I am using ASP.NET MVC4 with WinHost.
Just like the question asked here, I ran into the same issue:
I'm trying out WinHost and I'm running into some issues with sub-domains. On WinHost, you can have multiple sub-domains per hosting account, but each sub-domain points to the root website. E.g. you can have www.example.com, sub1.example.com, and sub2.example.com but all of them display the content at http://www.example.com/.
Other Hosts allow you to point sub-domains to a sub folder in your website. This would allow you to point sub1.example.com to /sub1, sub2.example.com to /sub2 and www.example.com to /.
WinHost recommends using an asp/aspx page to redirect http://sub1.example.com to http://sub1.example.com/sub1, which points to /sub1. While that would work, I'd like to not have the subdomain in the url twice.
So I tried using IIS7 URL Rewrite to point http://sub1.example.com to /sub1. Ben Powell describes this in detail on his blog.
I've managed to get this portion to work so that http://sub1.example.com actually points to my virtual application "/sub1" in IIS.
If I use Url.Content, it works flawlessly.

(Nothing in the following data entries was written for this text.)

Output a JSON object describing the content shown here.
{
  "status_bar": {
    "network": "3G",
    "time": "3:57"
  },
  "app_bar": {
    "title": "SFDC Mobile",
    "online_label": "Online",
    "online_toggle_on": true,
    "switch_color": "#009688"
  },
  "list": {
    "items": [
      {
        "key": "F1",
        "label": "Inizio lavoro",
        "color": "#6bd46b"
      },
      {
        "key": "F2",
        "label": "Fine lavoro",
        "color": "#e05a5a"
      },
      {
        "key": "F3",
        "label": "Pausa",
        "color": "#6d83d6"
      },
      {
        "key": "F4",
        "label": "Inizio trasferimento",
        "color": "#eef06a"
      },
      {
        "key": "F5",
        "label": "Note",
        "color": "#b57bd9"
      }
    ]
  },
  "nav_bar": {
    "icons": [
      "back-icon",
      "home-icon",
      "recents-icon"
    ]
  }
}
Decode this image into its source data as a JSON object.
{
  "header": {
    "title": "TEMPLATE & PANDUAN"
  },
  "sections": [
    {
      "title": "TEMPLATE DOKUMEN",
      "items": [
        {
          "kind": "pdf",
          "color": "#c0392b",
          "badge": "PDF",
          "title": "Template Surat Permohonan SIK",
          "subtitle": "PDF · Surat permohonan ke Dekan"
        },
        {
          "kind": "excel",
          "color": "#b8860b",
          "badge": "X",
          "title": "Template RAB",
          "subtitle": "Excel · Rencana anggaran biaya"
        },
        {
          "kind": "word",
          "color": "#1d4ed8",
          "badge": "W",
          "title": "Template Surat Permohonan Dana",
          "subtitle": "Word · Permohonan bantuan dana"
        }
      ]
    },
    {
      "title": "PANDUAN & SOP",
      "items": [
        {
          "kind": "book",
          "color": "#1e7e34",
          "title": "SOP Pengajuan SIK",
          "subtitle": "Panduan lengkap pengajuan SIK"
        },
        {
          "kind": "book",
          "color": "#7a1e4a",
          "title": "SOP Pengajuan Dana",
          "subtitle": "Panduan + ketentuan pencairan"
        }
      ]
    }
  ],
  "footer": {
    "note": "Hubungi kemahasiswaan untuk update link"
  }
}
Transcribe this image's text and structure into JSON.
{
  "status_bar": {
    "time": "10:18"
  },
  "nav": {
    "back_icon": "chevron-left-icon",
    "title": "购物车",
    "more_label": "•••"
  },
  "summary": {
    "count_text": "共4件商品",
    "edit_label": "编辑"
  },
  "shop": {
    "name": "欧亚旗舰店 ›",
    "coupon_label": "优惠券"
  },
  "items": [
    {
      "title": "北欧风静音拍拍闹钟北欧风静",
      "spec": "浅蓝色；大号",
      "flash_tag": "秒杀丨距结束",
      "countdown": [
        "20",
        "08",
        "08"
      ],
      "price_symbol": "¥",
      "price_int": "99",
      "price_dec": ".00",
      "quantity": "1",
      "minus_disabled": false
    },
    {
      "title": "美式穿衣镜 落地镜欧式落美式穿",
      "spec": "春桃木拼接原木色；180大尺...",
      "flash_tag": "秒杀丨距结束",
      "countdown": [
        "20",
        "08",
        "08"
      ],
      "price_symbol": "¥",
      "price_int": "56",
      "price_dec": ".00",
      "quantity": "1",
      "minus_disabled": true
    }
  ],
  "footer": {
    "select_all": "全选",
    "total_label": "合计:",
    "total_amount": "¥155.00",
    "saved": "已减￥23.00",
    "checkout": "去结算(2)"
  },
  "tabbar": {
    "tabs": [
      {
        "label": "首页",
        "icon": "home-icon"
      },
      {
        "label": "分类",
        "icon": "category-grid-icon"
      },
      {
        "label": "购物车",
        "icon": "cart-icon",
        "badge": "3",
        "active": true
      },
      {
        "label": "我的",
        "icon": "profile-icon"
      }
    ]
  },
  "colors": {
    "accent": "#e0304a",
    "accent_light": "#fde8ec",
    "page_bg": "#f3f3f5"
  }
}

Now, I am using ASP.NET Optimization and I bundle scripts and css. Issue is that it absolutely require a relative url ie:
bundles.Add(new ScriptBundle("~/bundles/jqueryval").Include(
"~/Scripts/jquery.unobtrusive*",
"~/Scripts/jquery.validate*"));
However, because it's a relative url here is what I will get in the markup:
<script src="/sub1/bundles/jqueryval?v=UgyEMAYOuSB9Bb6HcOEVHpd6fIIp54yF086SRNVcdIY1"></script>
Of course, because of the "sub1" it doesn't find the file. I thought about URL Redirect that I never actually got to work. Maybe a route in MVC? Unsure how to do this as well. I could also drop the bundling alltogether to use "Url.Content" which I think is sad.
What would be the best way to handle this issue?